Margarita Maximova at Beursschouwburg: Parodied personalities and the limits of language

Beursschouwburg opened it’s new space to the public at the start of September with Belgo-Russian artist Margarita Maximova’s (1990) first solo show You’re on your own – and all over the place, incorporating modes of thought about poetry, satire and performativity. The exhibition has a glass wall that looks out towards the street – you can view this work in an exterior public domain, as you would a shop window. A wave of multiple large screens displays interchanges between animated butterflies, text messages and a parody self help video. Catch the exhibition between Wednesdays and Saturdays until Friday 21st December.

Margarita Maximova’s work can be situated within feminist digital art trends. It resonates with Martine Syms’ practise, an LA-based artist who is currently splayed across the internet. Syms’s installations use language and video and aren’t afraid to question race and gender stereotypes. It’s the kind of artwork that feels very of the moment; taking inspiration from those like Jenny Holzer who laid the groundwork for these thoughts in the 1980s. Operating in similar mediums but taking a more veiled and dystopian tone, Maximova’s show in Brussels deals with social and online attitudes towards gendered emotion.

Integral to this exploration is a playful critique of language. Part of the installation sees videos that show text messages and a multiple choice questionnaire, or “psychological clickbait test”. One screen that appears like a PowerPoint presentation flashes with the words I am an extraordinary person, and gives options: Never, often, always, rarely. This piece pokes fun at the ability language has to categorise emotions and personality traits. The reality is that an answer to such a question cannot take the form of a singular word and the process feels absurd. The exhibition obliquely expresses a desire to expose the limits of colloquial and formal language. It asks: can language ever be sincere or empathetic in computer-generated form, and how does this interact with the psychological aspects of being human? Rather than provide a direct answer, the work leaves such questions implicit.

We get a sense that this work is a commentary on our own familiar and societal use of the Internet and of language.

At other times and in less quiet form, however, Maximova’s work embodies a certain zaniness.

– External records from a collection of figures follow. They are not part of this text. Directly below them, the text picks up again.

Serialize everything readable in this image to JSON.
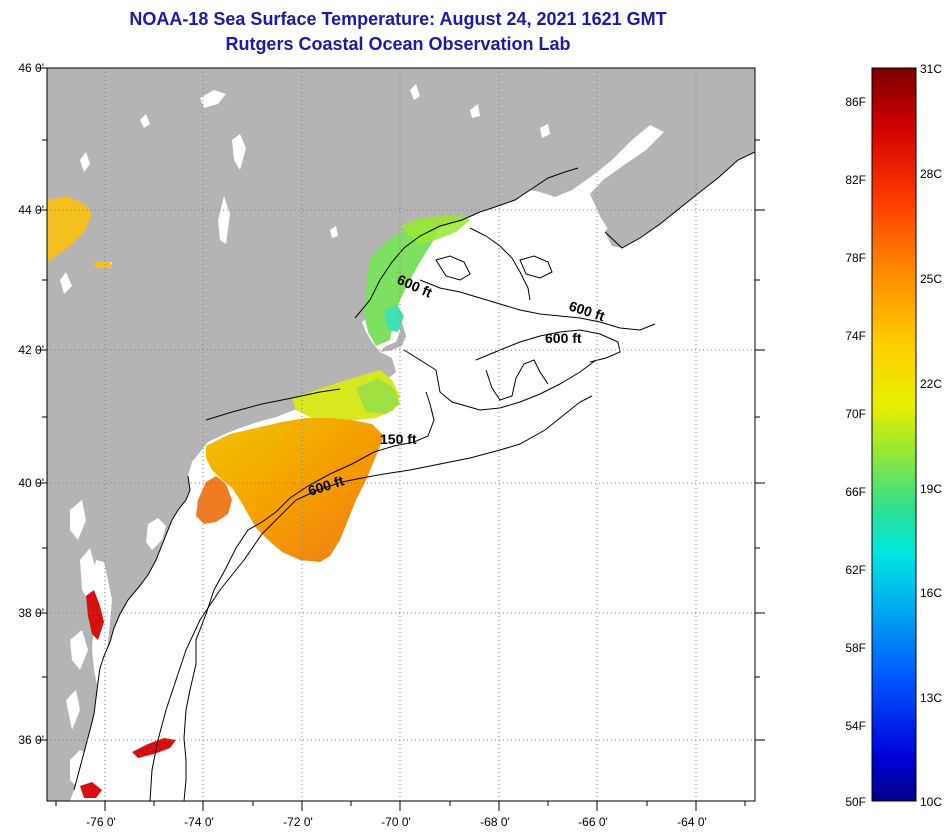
{
  "header": {
    "title": "NOAA-18 Sea Surface Temperature:  August 24, 2021 1621 GMT",
    "subtitle": "Rutgers Coastal Ocean Observation Lab"
  },
  "map": {
    "lat_labels": [
      "46 0'",
      "44 0'",
      "42 0'",
      "40 0'",
      "38 0'",
      "36 0'"
    ],
    "lon_labels": [
      "-76 0'",
      "-74 0'",
      "-72 0'",
      "-70 0'",
      "-68 0'",
      "-66 0'",
      "-64 0'"
    ],
    "contour_labels": [
      "600 ft",
      "600 ft",
      "600 ft",
      "150 ft",
      "600 ft"
    ],
    "colors": {
      "land": "#b4b4b4",
      "ocean": "#ffffff",
      "coast": "#000000",
      "title": "#1a1aa6"
    }
  },
  "colorbar": {
    "fahrenheit": [
      "86F",
      "82F",
      "78F",
      "74F",
      "70F",
      "66F",
      "62F",
      "58F",
      "54F",
      "50F"
    ],
    "celsius": [
      "31C",
      "28C",
      "25C",
      "22C",
      "19C",
      "16C",
      "13C",
      "10C"
    ]
  }
}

The zany is a minor aesthetic category theorised by Sianne Ngai as an important presence in contemporary popular culture and poetics. The zany is the performance of the self, where one looks effortless whilst being held up behind the scenes by an intensified workload. Think of an entertainer on television who masks their lack of sleep and drug habit, or a tired and overworked business person holding their facade together. These images run through the videos you can peer at in Beursschouwburg: the parody self-help video sees her look the camera in the eye and tell us, “Today we’re going to talk about wounds… some people will stop at nothing to render you powerless.”

We hear her faux and almost robotic voice echo the words feel, heal, up level words. The work is engaging with poetry and a sense of language as soft and onomatopoeic; yet the setup of the scene has a plastic, shiny and white quality. The performance emphasises the facile nature of the YouTube persona so extremely as to make us question whether the “reality” underneath the zany smile exists at all. The viewer gets a chill not unlike that from watching Black Mirror. One might also be reminded of Martha Rosler’s Semiotics of the Kitchen (currently on show at Kanal), where the artist performs a kitchen routine with humorous imaginary hand movements and an undercurrent of violence.

Adding to this tone is the soundtrack to some of the videos: bubbling and synth-like, it is part-90s kitsch, part-drone horror film. We feel that this work is a commentary on our own familiar, societal use of the Internet and of language. Maximova churns our perception of these habitual practices, making them strange. Other visuals that pervade the videos are more mysterious: shrubs, a smoke-filled screen or a desolate and rocky landscape. Far from falling into a simplistic “art as social commentary” realm, this exhibition presents these ideas to the viewer subtly and eerily. 

Margarita Maximova’s You’re on your own – and all over the place runs until Friday 21st December at Beursschouwburg in Brussels.